Every customer service job comes with moments of relative inactivity; those blessed stretches of the work shift where there’s nobody to wait on, and where you can take a breather to commiserate with your fellow employees.
At movie theaters, those stretches last much longer, and the routine talk between rushes goes deeper. Add the fact that many theater staff are young. Also, that discussing why you like or don’t like a movie usually brings up personal experiences and emotional details. All of this gets magnified as the clock ticks into nighttime, when movies regularly get out after midnight.
This is the premise of The Flick, the Pulitzer-winning play by Annie Baker currently making its West Coast premiere at Shotgun Players’ Ashby Stage in Berkeley. Full of dialogue and situations that will feel very familiar to anyone who’s worked a customer service job, it also (hopefully) inspires empathy toward the beleaguered minimum-wage worker in those who haven’t.
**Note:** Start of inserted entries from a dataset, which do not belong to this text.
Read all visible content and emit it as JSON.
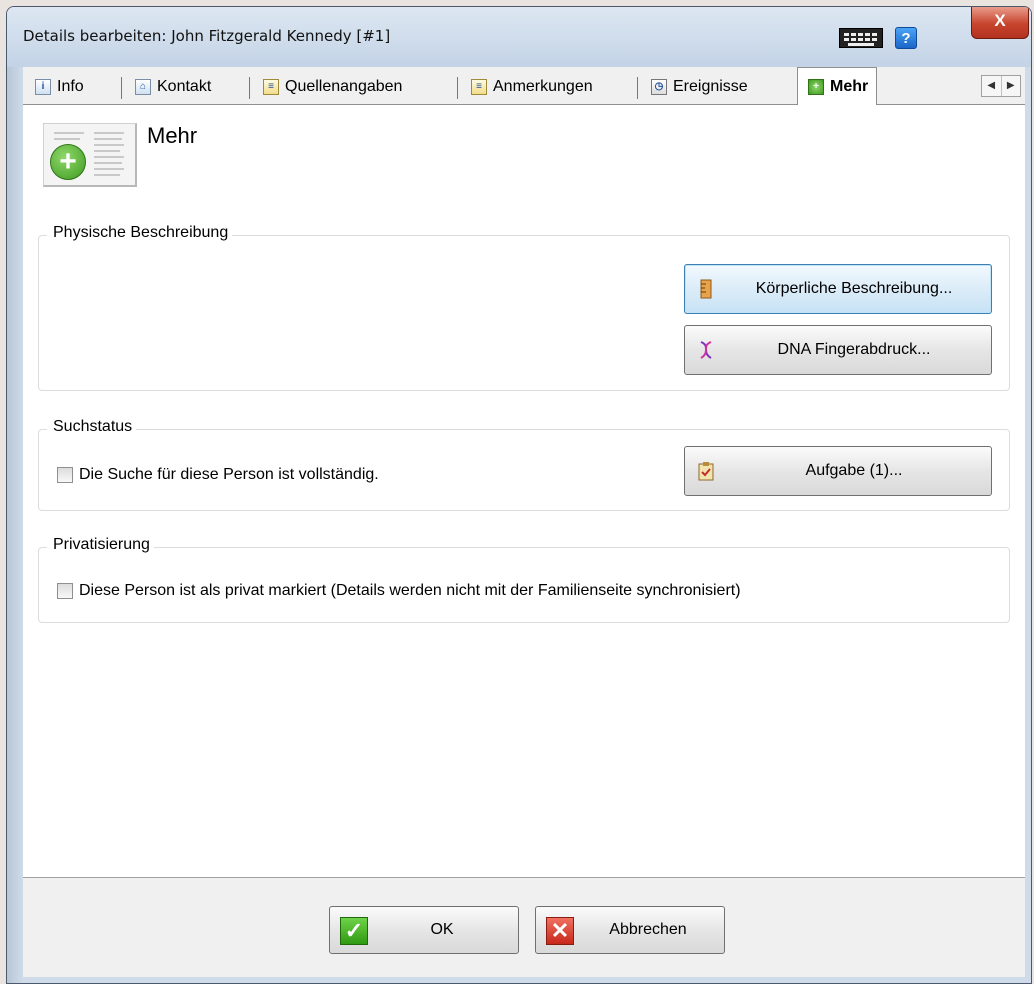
{
  "window": {
    "title": "Details bearbeiten: John Fitzgerald Kennedy [#1]",
    "close_label": "X",
    "help_label": "?"
  },
  "tabs": [
    {
      "label": "Info",
      "icon": "info-icon"
    },
    {
      "label": "Kontakt",
      "icon": "house-icon"
    },
    {
      "label": "Quellenangaben",
      "icon": "sources-icon"
    },
    {
      "label": "Anmerkungen",
      "icon": "notes-icon"
    },
    {
      "label": "Ereignisse",
      "icon": "clock-icon"
    },
    {
      "label": "Mehr",
      "icon": "plus-icon",
      "active": true
    }
  ],
  "page": {
    "title": "Mehr"
  },
  "groups": {
    "physical": {
      "legend": "Physische Beschreibung",
      "body_button": "Körperliche Beschreibung...",
      "dna_button": "DNA Fingerabdruck..."
    },
    "research": {
      "legend": "Suchstatus",
      "checkbox_label": "Die Suche für diese Person ist vollständig.",
      "task_button": "Aufgabe (1)..."
    },
    "privacy": {
      "legend": "Privatisierung",
      "checkbox_label": "Diese Person ist als privat markiert (Details werden nicht mit der Familienseite synchronisiert)"
    }
  },
  "footer": {
    "ok_label": "OK",
    "cancel_label": "Abbrechen"
  },
  "colors": {
    "ok_green": "#3aa81e",
    "cancel_red": "#d8321f",
    "accent_blue": "#3c7fb1"
  }
}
The Flick starts slowly, because time at a movie theater moves slowly. As Sam (Chris Ginesi) and Avery (Justin Howard) sweep up between rows of seats after a show, the pauses between conversation are almost painfully long. Sam is showing new employee Avery the basic stuff like where to take the trash, and soon, more complicated stuff, like the elaborate system of skimming the box office cash register.
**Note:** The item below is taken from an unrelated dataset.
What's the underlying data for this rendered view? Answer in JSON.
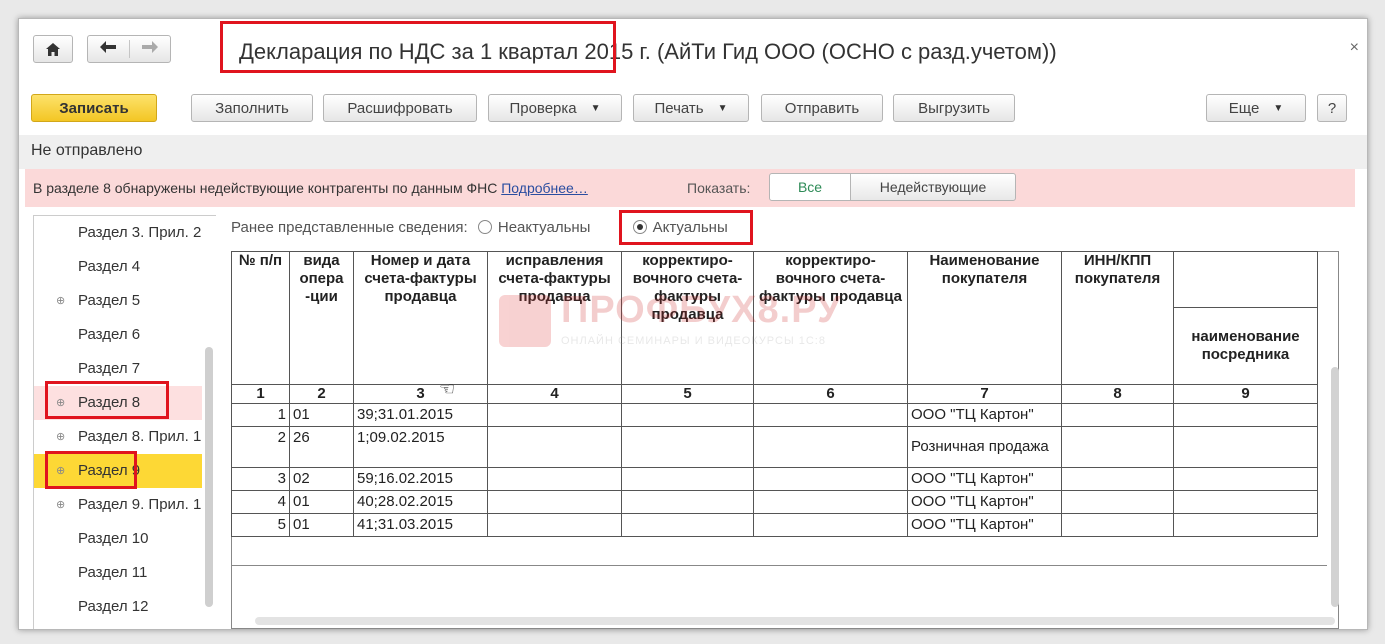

Also complicated is Sam’s attraction to projectionist Rose (Ari Rampy), who flirts instead with Avery, the new kid on the block. Meanwhile, Avery’s worried about Rose’s blatant overtures upsetting Sam, and about being blamed, as a nonwhite employee, should the cash-theft scheme be discovered. Hanging over all this is the theater industry’s imminent conversion to digital projection, and rumors that the small local theater will be sold to a corporate chain.